Alaska School District Knew Of Sex Abuse, Says Family

June 24, 2014

The family of a student who authorities say wore a hidden microphone to obtain a tutor’s purported sex-abuse confession has sued the school district, saying it failed to protect the boy from the instructor.

The Fairbanks North Star Borough School District should have identified the warning signs, the suit filed Friday claimed. District officials didn’t immediately respond to a message left Saturday on the district’s general line.

The suit seeks at least $200,000 for each incident of abuse, as well as unspecified punitive damages, The Fairbanks Daily News-Miner reported.

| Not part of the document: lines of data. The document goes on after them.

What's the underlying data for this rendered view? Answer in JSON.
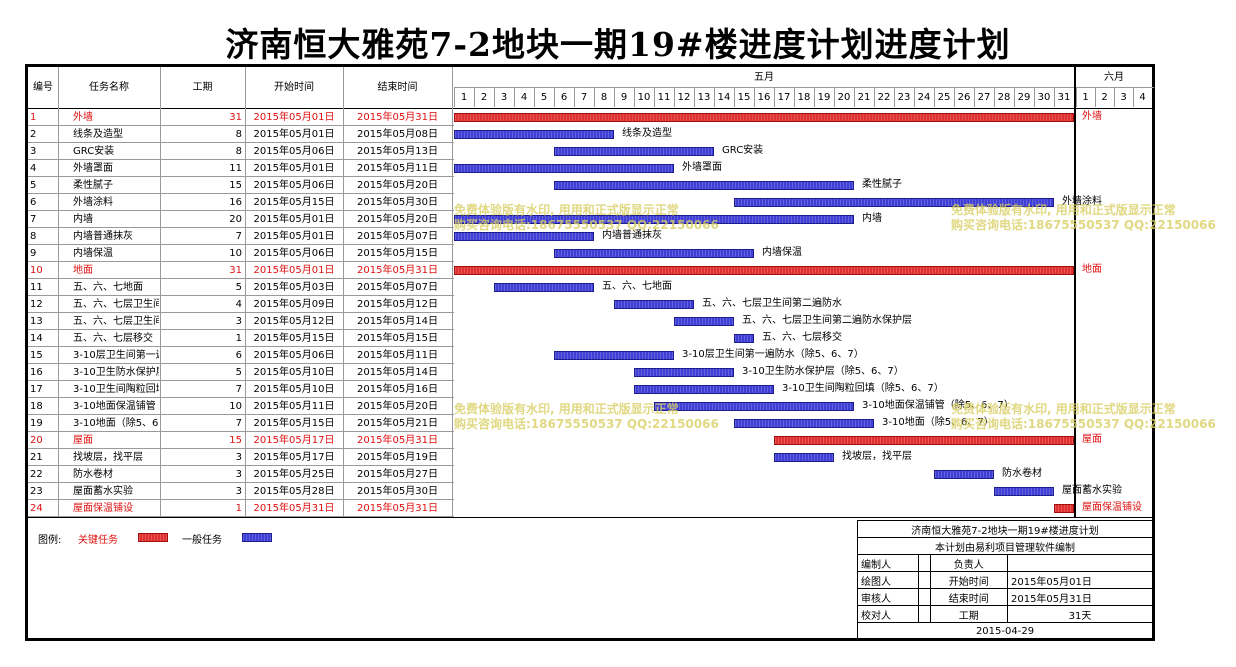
{
  "title": "济南恒大雅苑7-2地块一期19#楼进度计划进度计划",
  "columns": {
    "id": "编号",
    "name": "任务名称",
    "duration": "工期",
    "start": "开始时间",
    "end": "结束时间"
  },
  "months": [
    "五月",
    "六月"
  ],
  "days_may": [
    "1",
    "2",
    "3",
    "4",
    "5",
    "6",
    "7",
    "8",
    "9",
    "10",
    "11",
    "12",
    "13",
    "14",
    "15",
    "16",
    "17",
    "18",
    "19",
    "20",
    "21",
    "22",
    "23",
    "24",
    "25",
    "26",
    "27",
    "28",
    "29",
    "30",
    "31"
  ],
  "days_june": [
    "1",
    "2",
    "3",
    "4"
  ],
  "colors": {
    "critical": "#e03030",
    "normal": "#3f3fd6",
    "critical_text": "#e01010"
  },
  "tasks": [
    {
      "id": "1",
      "name": "外墙",
      "dur": "31",
      "start": "2015年05月01日",
      "end": "2015年05月31日",
      "s": 1,
      "e": 31,
      "critical": true,
      "label": "外墙"
    },
    {
      "id": "2",
      "name": "线条及造型",
      "dur": "8",
      "start": "2015年05月01日",
      "end": "2015年05月08日",
      "s": 1,
      "e": 8,
      "critical": false,
      "label": "线条及造型"
    },
    {
      "id": "3",
      "name": "GRC安装",
      "dur": "8",
      "start": "2015年05月06日",
      "end": "2015年05月13日",
      "s": 6,
      "e": 13,
      "critical": false,
      "label": "GRC安装"
    },
    {
      "id": "4",
      "name": "外墙罩面",
      "dur": "11",
      "start": "2015年05月01日",
      "end": "2015年05月11日",
      "s": 1,
      "e": 11,
      "critical": false,
      "label": "外墙罩面"
    },
    {
      "id": "5",
      "name": "柔性腻子",
      "dur": "15",
      "start": "2015年05月06日",
      "end": "2015年05月20日",
      "s": 6,
      "e": 20,
      "critical": false,
      "label": "柔性腻子"
    },
    {
      "id": "6",
      "name": "外墙涂料",
      "dur": "16",
      "start": "2015年05月15日",
      "end": "2015年05月30日",
      "s": 15,
      "e": 30,
      "critical": false,
      "label": "外墙涂料"
    },
    {
      "id": "7",
      "name": "内墙",
      "dur": "20",
      "start": "2015年05月01日",
      "end": "2015年05月20日",
      "s": 1,
      "e": 20,
      "critical": false,
      "label": "内墙"
    },
    {
      "id": "8",
      "name": "内墙普通抹灰",
      "dur": "7",
      "start": "2015年05月01日",
      "end": "2015年05月07日",
      "s": 1,
      "e": 7,
      "critical": false,
      "label": "内墙普通抹灰"
    },
    {
      "id": "9",
      "name": "内墙保温",
      "dur": "10",
      "start": "2015年05月06日",
      "end": "2015年05月15日",
      "s": 6,
      "e": 15,
      "critical": false,
      "label": "内墙保温"
    },
    {
      "id": "10",
      "name": "地面",
      "dur": "31",
      "start": "2015年05月01日",
      "end": "2015年05月31日",
      "s": 1,
      "e": 31,
      "critical": true,
      "label": "地面"
    },
    {
      "id": "11",
      "name": "五、六、七地面",
      "dur": "5",
      "start": "2015年05月03日",
      "end": "2015年05月07日",
      "s": 3,
      "e": 7,
      "critical": false,
      "label": "五、六、七地面"
    },
    {
      "id": "12",
      "name": "五、六、七层卫生间第二遍防水",
      "dur": "4",
      "start": "2015年05月09日",
      "end": "2015年05月12日",
      "s": 9,
      "e": 12,
      "critical": false,
      "label": "五、六、七层卫生间第二遍防水"
    },
    {
      "id": "13",
      "name": "五、六、七层卫生间第二遍防水保护层",
      "dur": "3",
      "start": "2015年05月12日",
      "end": "2015年05月14日",
      "s": 12,
      "e": 14,
      "critical": false,
      "label": "五、六、七层卫生间第二遍防水保护层"
    },
    {
      "id": "14",
      "name": "五、六、七层移交",
      "dur": "1",
      "start": "2015年05月15日",
      "end": "2015年05月15日",
      "s": 15,
      "e": 15,
      "critical": false,
      "label": "五、六、七层移交"
    },
    {
      "id": "15",
      "name": "3-10层卫生间第一遍防水（除5、6、7）",
      "dur": "6",
      "start": "2015年05月06日",
      "end": "2015年05月11日",
      "s": 6,
      "e": 11,
      "critical": false,
      "label": "3-10层卫生间第一遍防水（除5、6、7）"
    },
    {
      "id": "16",
      "name": "3-10卫生防水保护层（除5、6、7）",
      "dur": "5",
      "start": "2015年05月10日",
      "end": "2015年05月14日",
      "s": 10,
      "e": 14,
      "critical": false,
      "label": "3-10卫生防水保护层（除5、6、7）"
    },
    {
      "id": "17",
      "name": "3-10卫生间陶粒回填（除5、6、7）",
      "dur": "7",
      "start": "2015年05月10日",
      "end": "2015年05月16日",
      "s": 10,
      "e": 16,
      "critical": false,
      "label": "3-10卫生间陶粒回填（除5、6、7）"
    },
    {
      "id": "18",
      "name": "3-10地面保温铺管（除5、6、7）",
      "dur": "10",
      "start": "2015年05月11日",
      "end": "2015年05月20日",
      "s": 11,
      "e": 20,
      "critical": false,
      "label": "3-10地面保温铺管（除5、6、7）"
    },
    {
      "id": "19",
      "name": "3-10地面（除5、6、7）",
      "dur": "7",
      "start": "2015年05月15日",
      "end": "2015年05月21日",
      "s": 15,
      "e": 21,
      "critical": false,
      "label": "3-10地面（除5、6、7）"
    },
    {
      "id": "20",
      "name": "屋面",
      "dur": "15",
      "start": "2015年05月17日",
      "end": "2015年05月31日",
      "s": 17,
      "e": 31,
      "critical": true,
      "label": "屋面"
    },
    {
      "id": "21",
      "name": "找坡层，找平层",
      "dur": "3",
      "start": "2015年05月17日",
      "end": "2015年05月19日",
      "s": 17,
      "e": 19,
      "critical": false,
      "label": "找坡层，找平层"
    },
    {
      "id": "22",
      "name": "防水卷材",
      "dur": "3",
      "start": "2015年05月25日",
      "end": "2015年05月27日",
      "s": 25,
      "e": 27,
      "critical": false,
      "label": "防水卷材"
    },
    {
      "id": "23",
      "name": "屋面蓄水实验",
      "dur": "3",
      "start": "2015年05月28日",
      "end": "2015年05月30日",
      "s": 28,
      "e": 30,
      "critical": false,
      "label": "屋面蓄水实验"
    },
    {
      "id": "24",
      "name": "屋面保温铺设",
      "dur": "1",
      "start": "2015年05月31日",
      "end": "2015年05月31日",
      "s": 31,
      "e": 31,
      "critical": true,
      "label": "屋面保温铺设"
    }
  ],
  "legend": {
    "label": "图例:",
    "critical": "关键任务",
    "normal": "一般任务"
  },
  "watermark": {
    "line1": "免费体验版有水印, 用用和正式版显示正常",
    "line2": "购买咨询电话:18675550537 QQ:22150066"
  },
  "info": {
    "title": "济南恒大雅苑7-2地块一期19#楼进度计划",
    "subtitle": "本计划由易利项目管理软件编制",
    "editor_label": "编制人",
    "owner_label": "负责人",
    "drawer_label": "绘图人",
    "start_label": "开始时间",
    "start_value": "2015年05月01日",
    "reviewer_label": "审核人",
    "end_label": "结束时间",
    "end_value": "2015年05月31日",
    "checker_label": "校对人",
    "duration_label": "工期",
    "duration_value": "31天",
    "date": "2015-04-29"
  }
}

The tutor, Claude Fowlkes III, faces seven counts of first-degree sexual abuse of a minor. Calls to Fowlkes’ public defender, Yvette Soutiere, were not immediately returned Saturday.

According to court documents, the accuser wore a hidden microphone that recorded Fowlkes saying he regretted the sexual abuse and did not want it to continue.

abuseIn April, Fowlkes’ aunt offered to serve as a third-party custodian of him until his trial, but a Fairbanks judge denied the request when he learned that 10 children were living at the aunt’s home.

The lawsuit only names the district but says a former superintendent knew the abuse was taking place and failed to act. The family alleges that the district continued to employ Fowlkes after several investigations into complaints that he had inappropriate contact with students.

The family’s attorney, Michael Kramer, said he has no plans to add current or former employees to the suit. The district can add the names of those it believes are responsible, but Kramer said that would be unlikely.

“I chose not to name individuals,” Kramer said. “The district certainly recognizes that it’s responsible for the actions of its employees and particularly its administrators.”

Kramer says the suit will allow him to receive information regarding district actions that has not been released publicly.

“It’s mainly to create an avenue that I can actually access information and put people under oath and get details that so far the public has not been privy to,” Kramer said.